不管是京城的总号还是江南的分号,每张赌桌旁边都摆着香炉,烧的是同一种灰白色的细粉,千将坊自己特制的,外头买不到。
听说那是配给贵客用的净手散焚烧后的余烬,质地比寻常香灰细,颜色也浅。她在京城赢钱那回,庄家点头哈腰请她净手,用的就是这个。
有人来过杨采月的院子,来的那个人,还跟千将坊有关系。
杨采月跟千将坊之间能有什么牵扯?难不成杨采月就是千将坊那位女东家?
这也太荒唐了些。
她心里觉得不对,脚下便往千将坊的方向走,想再去探个究竟。
可行至半路,她忽然觉出不对劲来。
巷子里太安静了,连狗叫声都没有,她方才来的时候,巷子里那些摆小摊的、蹲在墙根底下打盹的老乞丐、坐在门口择菜的婆子,全都不见了。

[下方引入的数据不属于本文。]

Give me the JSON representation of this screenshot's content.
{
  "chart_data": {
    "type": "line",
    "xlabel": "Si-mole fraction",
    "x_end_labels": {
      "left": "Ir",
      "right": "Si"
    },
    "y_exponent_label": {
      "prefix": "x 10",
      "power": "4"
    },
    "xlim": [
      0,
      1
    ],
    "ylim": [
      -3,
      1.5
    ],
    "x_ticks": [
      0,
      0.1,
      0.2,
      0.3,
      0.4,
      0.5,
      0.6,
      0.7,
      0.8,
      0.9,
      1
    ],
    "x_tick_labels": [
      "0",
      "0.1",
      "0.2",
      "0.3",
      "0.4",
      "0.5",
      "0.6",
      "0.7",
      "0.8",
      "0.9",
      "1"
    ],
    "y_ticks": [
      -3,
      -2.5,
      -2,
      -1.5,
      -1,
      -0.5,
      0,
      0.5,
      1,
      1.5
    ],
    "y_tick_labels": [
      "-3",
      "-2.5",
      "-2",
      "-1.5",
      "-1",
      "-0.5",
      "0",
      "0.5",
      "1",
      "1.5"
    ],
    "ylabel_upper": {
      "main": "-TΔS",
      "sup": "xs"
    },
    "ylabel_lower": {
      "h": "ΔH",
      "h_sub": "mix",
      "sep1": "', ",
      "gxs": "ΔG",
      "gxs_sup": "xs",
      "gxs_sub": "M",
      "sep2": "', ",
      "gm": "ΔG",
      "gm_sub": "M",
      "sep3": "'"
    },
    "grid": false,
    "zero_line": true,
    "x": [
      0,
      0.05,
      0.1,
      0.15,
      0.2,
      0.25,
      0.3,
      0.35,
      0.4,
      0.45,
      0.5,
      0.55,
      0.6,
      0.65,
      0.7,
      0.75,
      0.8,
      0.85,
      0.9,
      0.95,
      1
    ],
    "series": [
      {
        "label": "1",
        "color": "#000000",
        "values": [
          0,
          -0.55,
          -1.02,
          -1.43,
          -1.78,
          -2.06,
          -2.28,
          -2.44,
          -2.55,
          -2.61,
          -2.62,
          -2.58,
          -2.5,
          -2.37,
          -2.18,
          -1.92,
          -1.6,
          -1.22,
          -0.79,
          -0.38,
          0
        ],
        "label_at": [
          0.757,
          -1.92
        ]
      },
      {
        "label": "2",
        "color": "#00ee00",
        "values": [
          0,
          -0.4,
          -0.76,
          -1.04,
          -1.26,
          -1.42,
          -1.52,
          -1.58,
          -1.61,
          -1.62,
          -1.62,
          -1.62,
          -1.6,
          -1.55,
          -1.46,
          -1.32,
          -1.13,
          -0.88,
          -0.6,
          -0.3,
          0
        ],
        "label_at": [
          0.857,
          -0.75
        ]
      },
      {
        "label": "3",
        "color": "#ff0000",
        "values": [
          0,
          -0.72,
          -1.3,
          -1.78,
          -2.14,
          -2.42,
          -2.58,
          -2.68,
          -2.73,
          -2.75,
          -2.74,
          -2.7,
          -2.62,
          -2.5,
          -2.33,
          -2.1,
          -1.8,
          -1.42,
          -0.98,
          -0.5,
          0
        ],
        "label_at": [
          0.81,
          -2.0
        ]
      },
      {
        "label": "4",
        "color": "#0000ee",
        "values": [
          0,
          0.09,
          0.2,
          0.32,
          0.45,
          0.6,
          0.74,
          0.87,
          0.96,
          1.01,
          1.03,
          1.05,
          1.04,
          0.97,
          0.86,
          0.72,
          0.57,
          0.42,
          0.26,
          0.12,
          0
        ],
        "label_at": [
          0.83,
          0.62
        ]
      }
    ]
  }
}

巷口那家茶摊倒还在,可摊主不是早上那个了,换了个脸生的年轻男人,正低着头擦桌子,偏偏他手里的抹布还是干的。
破绽百出。
毫不意外,她被人盯上了。
李骄抬手理了理鬓边碎发,顺势用余光扫了一眼巷口那个擦桌子的男人,她的指尖慢慢摸向袖口内侧,那里缝着张猴儿给她备的几根银针。
她功夫不及正经练家子,正面动手讨不着便宜,只能使些阴的。
她把银针换到最趁手的位置,仰头看了一眼天上的月色,轻轻吐出一口气。
就在这时,对方动了。
一阵急促的脚步声朝她而来,不止一人。